Capa do livro "As Garotas" de Emma Cline - Divulgação
Capa do livro "As Garotas" de Emma Cline Imagem: Divulgação

Eduardo Graça

Colaboração para o UOL, em Nova York

27/07/2017 16h53

"As Garotas" foi uma das sensações da literatura americana no ano passado. Com a série de crimes praticados por Charles Manson e seus seguidores na Califórnia da virada dos anos 1960 como inspiração, a estreante Emma Cline, 28, contou uma história impressionante sobre a violência mais mundana que cerca a vida de meninas mundo afora.

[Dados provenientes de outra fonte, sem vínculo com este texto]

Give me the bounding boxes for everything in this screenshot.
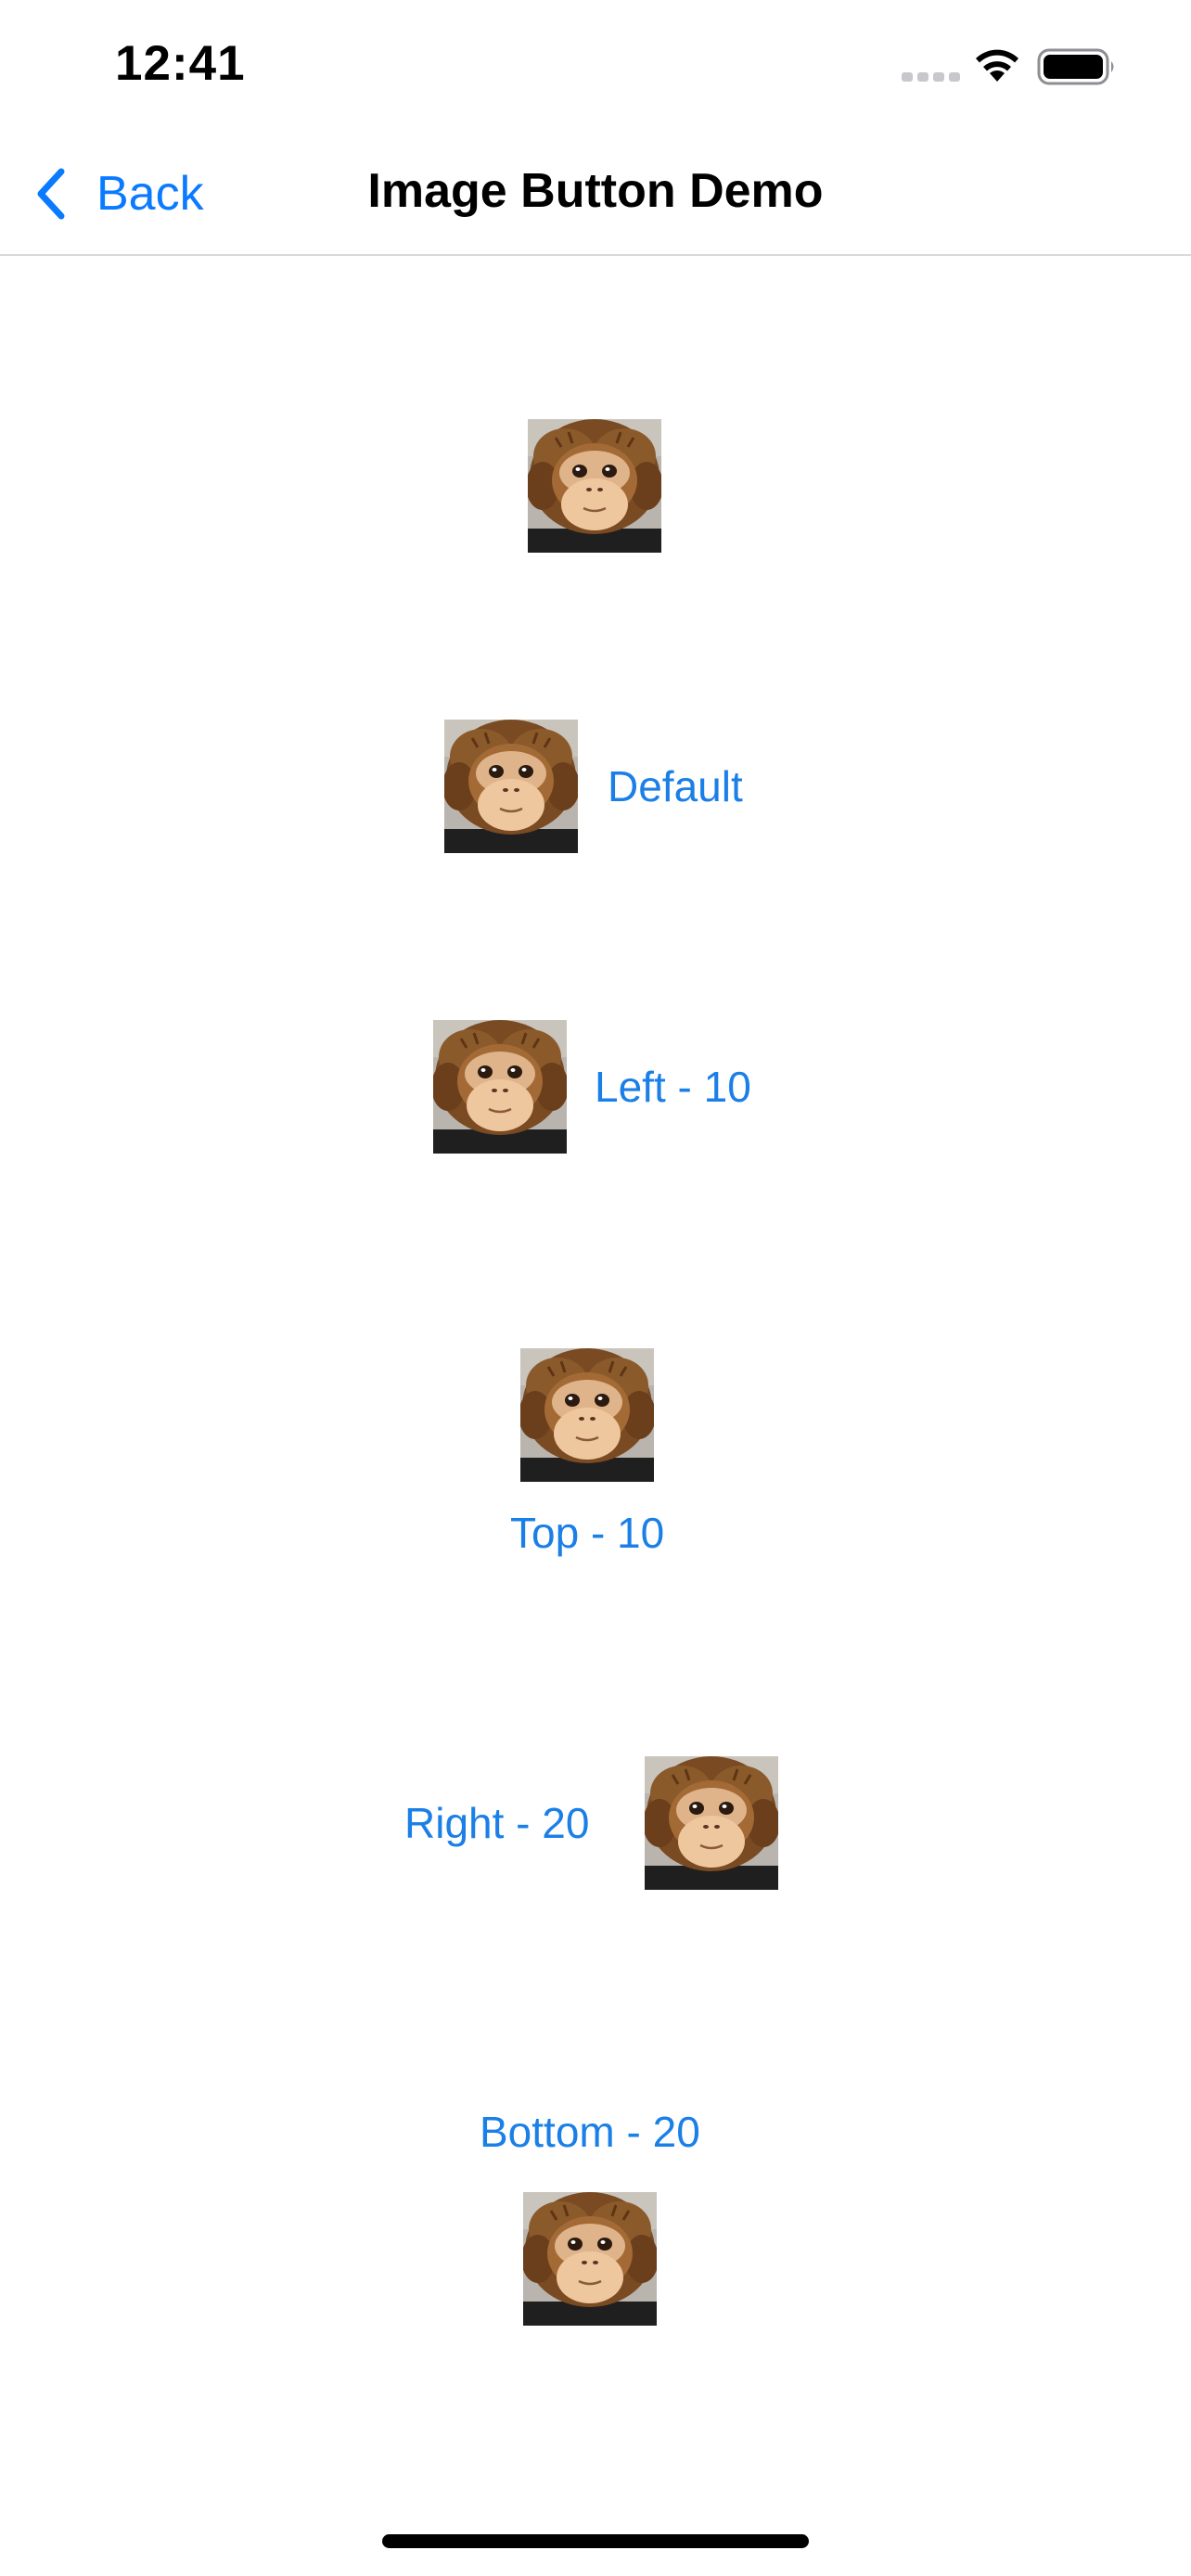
home-indicator[interactable] [382, 2534, 809, 2548]
button-label: Left - 10 [595, 1063, 751, 1111]
page-title: Image Button Demo [367, 164, 824, 218]
button-label: Top - 10 [510, 1509, 665, 1557]
battery-icon [1037, 48, 1114, 85]
image-only-button[interactable] [528, 419, 661, 553]
top-10-button[interactable]: Top - 10 [510, 1348, 664, 1558]
cellular-signal-icon [902, 72, 960, 82]
default-button[interactable]: Default [444, 720, 743, 853]
monkey-image [433, 1020, 567, 1154]
button-label: Bottom - 20 [480, 2108, 700, 2156]
status-bar: 12:41 [0, 0, 1191, 130]
monkey-image [523, 2192, 657, 2326]
monkey-image [645, 1756, 778, 1890]
status-time: 12:41 [115, 36, 246, 91]
navigation-bar: Back Image Button Demo [0, 130, 1191, 256]
bottom-20-button[interactable]: Bottom - 20 [480, 2107, 700, 2326]
content-area: Default Left - 10 Top - 10 Right - 20 Bo… [0, 256, 1191, 2500]
button-label: Default [608, 762, 743, 810]
right-20-button[interactable]: Right - 20 [404, 1756, 778, 1890]
wifi-icon [976, 49, 1018, 82]
monkey-image [528, 419, 661, 553]
monkey-image [444, 720, 578, 853]
button-label: Right - 20 [404, 1799, 590, 1847]
left-10-button[interactable]: Left - 10 [433, 1020, 751, 1154]
monkey-image [520, 1348, 654, 1482]
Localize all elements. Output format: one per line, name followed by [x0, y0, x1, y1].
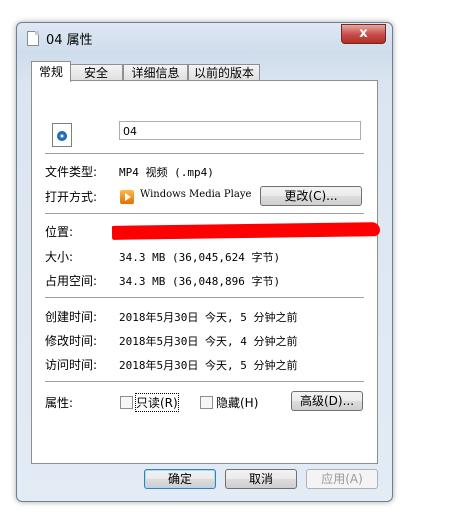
- created-label: 创建时间:: [45, 310, 98, 324]
- cancel-button[interactable]: 取消: [225, 469, 297, 489]
- readonly-label[interactable]: 只读(R): [135, 393, 179, 412]
- attributes-label: 属性:: [45, 396, 74, 410]
- redaction-scribble: [111, 222, 381, 240]
- close-button[interactable]: x: [341, 24, 386, 44]
- tab-security[interactable]: 安全: [69, 64, 123, 81]
- open-with-label: 打开方式:: [45, 190, 98, 204]
- file-icon: [27, 31, 39, 46]
- ok-button[interactable]: 确定: [144, 469, 216, 489]
- tab-previous-versions[interactable]: 以前的版本: [188, 64, 260, 81]
- hidden-label[interactable]: 隐藏(H): [216, 394, 258, 411]
- file-type-label: 文件类型:: [45, 165, 98, 179]
- change-button[interactable]: 更改(C)...: [260, 186, 362, 206]
- tab-general[interactable]: 常规: [31, 61, 71, 82]
- window-title: 04 属性: [46, 33, 93, 48]
- separator: [45, 381, 364, 382]
- properties-window: 04 属性 x 常规 安全 详细信息 以前的版本 04 文件类型: MP4 视频…: [16, 22, 393, 502]
- accessed-label: 访问时间:: [45, 358, 98, 372]
- file-type-value: MP4 视频 (.mp4): [119, 166, 214, 179]
- video-file-icon: [52, 123, 72, 147]
- modified-label: 修改时间:: [45, 334, 98, 348]
- size-value: 34.3 MB (36,045,624 字节): [119, 251, 281, 264]
- modified-value: 2018年5月30日 今天, 4 分钟之前: [119, 335, 298, 348]
- general-panel: 04 文件类型: MP4 视频 (.mp4) 打开方式: Windows Med…: [31, 80, 381, 464]
- apply-button[interactable]: 应用(A): [306, 469, 378, 489]
- size-label: 大小:: [45, 250, 74, 264]
- separator: [45, 213, 364, 214]
- accessed-value: 2018年5月30日 今天, 5 分钟之前: [119, 359, 298, 372]
- hidden-checkbox[interactable]: [200, 396, 213, 409]
- media-player-icon: [120, 190, 134, 204]
- disk-size-label: 占用空间:: [45, 274, 98, 288]
- disk-size-value: 34.3 MB (36,048,896 字节): [119, 275, 281, 288]
- advanced-button[interactable]: 高级(D)...: [291, 391, 363, 411]
- file-name-input[interactable]: 04: [119, 121, 361, 140]
- created-value: 2018年5月30日 今天, 5 分钟之前: [119, 311, 298, 324]
- location-label: 位置:: [45, 225, 74, 239]
- open-with-value: Windows Media Playe: [140, 189, 252, 200]
- title-bar[interactable]: 04 属性 x: [17, 23, 392, 49]
- separator: [45, 153, 364, 154]
- separator: [45, 297, 364, 298]
- readonly-checkbox[interactable]: [120, 396, 133, 409]
- tab-details[interactable]: 详细信息: [123, 64, 188, 81]
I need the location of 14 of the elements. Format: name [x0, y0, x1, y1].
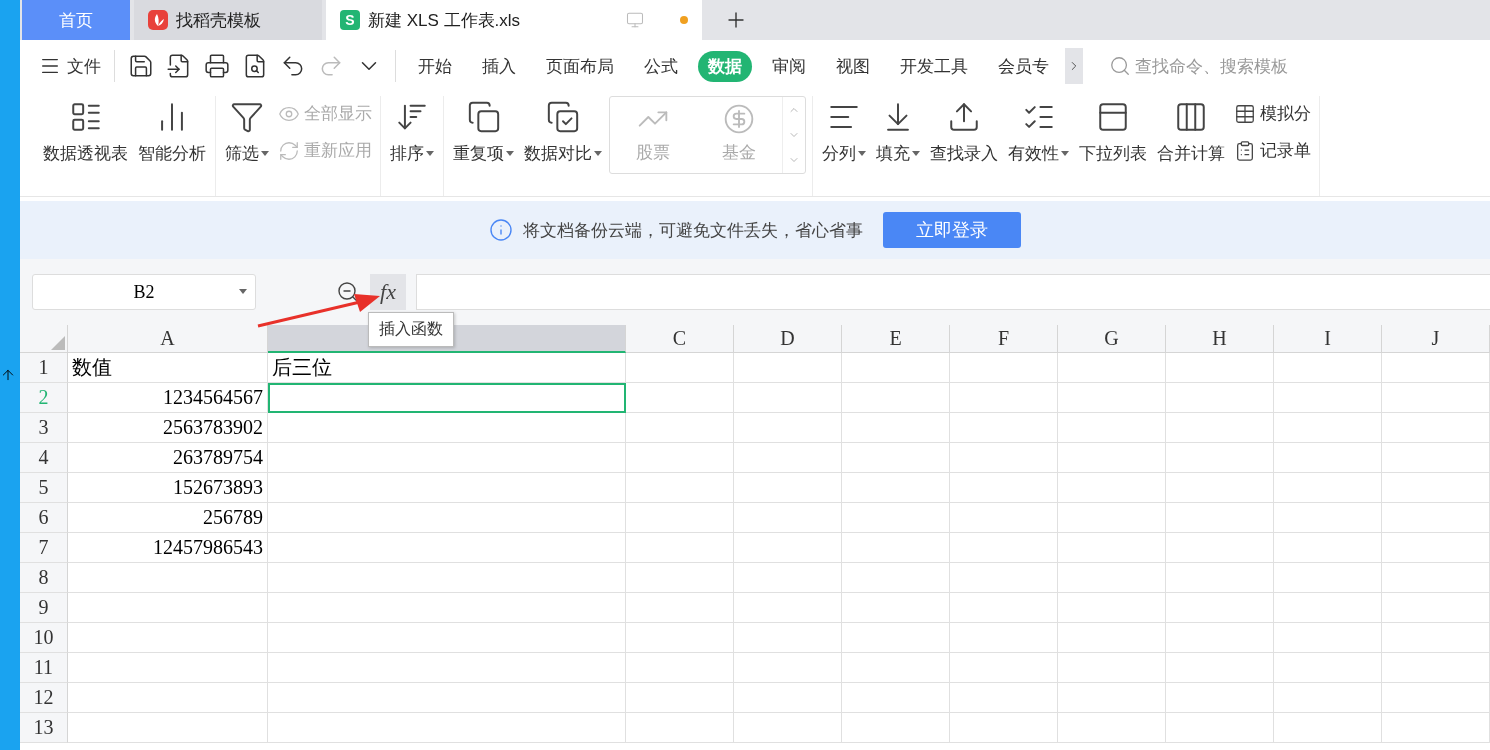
tooltip: 插入函数	[368, 312, 454, 347]
table-cell: 256789	[68, 503, 268, 533]
table-cell: 152673893	[68, 473, 268, 503]
tab-label: 找稻壳模板	[176, 9, 261, 32]
tab-label: 首页	[59, 9, 93, 32]
table-cell: 263789754	[68, 443, 268, 473]
table-cell: 后三位	[268, 353, 626, 383]
tab-label: 新建 XLS 工作表.xls	[368, 9, 521, 32]
notice-text: 将文档备份云端，可避免文件丢失，省心省事	[523, 219, 863, 242]
sheet-logo-icon: S	[340, 10, 360, 30]
table-cell: 12457986543	[68, 533, 268, 563]
table-cell: 数值	[68, 353, 268, 383]
table-cell: 2563783902	[68, 413, 268, 443]
table-cell: 1234564567	[68, 383, 268, 413]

No livro, a narradora, Evie, volta ao passado para lembrar de sua adolescência nos anos 1960, e os motivos pelo qual, aos 14 anos, a filha de pais separados e em busca de atenção se juntou ao um culto que lembra o de Manson. Cline foca a narrativa na frágil irmandade formada por Evie com as outras mulheres da seita e na comunhão, asfixia e violência comuns nos intensos dias em que se transformava em uma adulta.

Saudada pelos críticos --"Ela foi abençoada pelas musas", disse a "New Yorker"--, best-seller nos Estados Unidos, Emma fechou um contrato de US$ 2 milhões por três livros a serem publicados com uma prestigiada editora americana e vendeu os direitos de "As Garotas", lançado este mês no Brasil pela Intrínseca, para o produtor Scott Rudin. E ainda fala-se na possibilidade de Noah Baumbach dirigir o filme baseado no livro.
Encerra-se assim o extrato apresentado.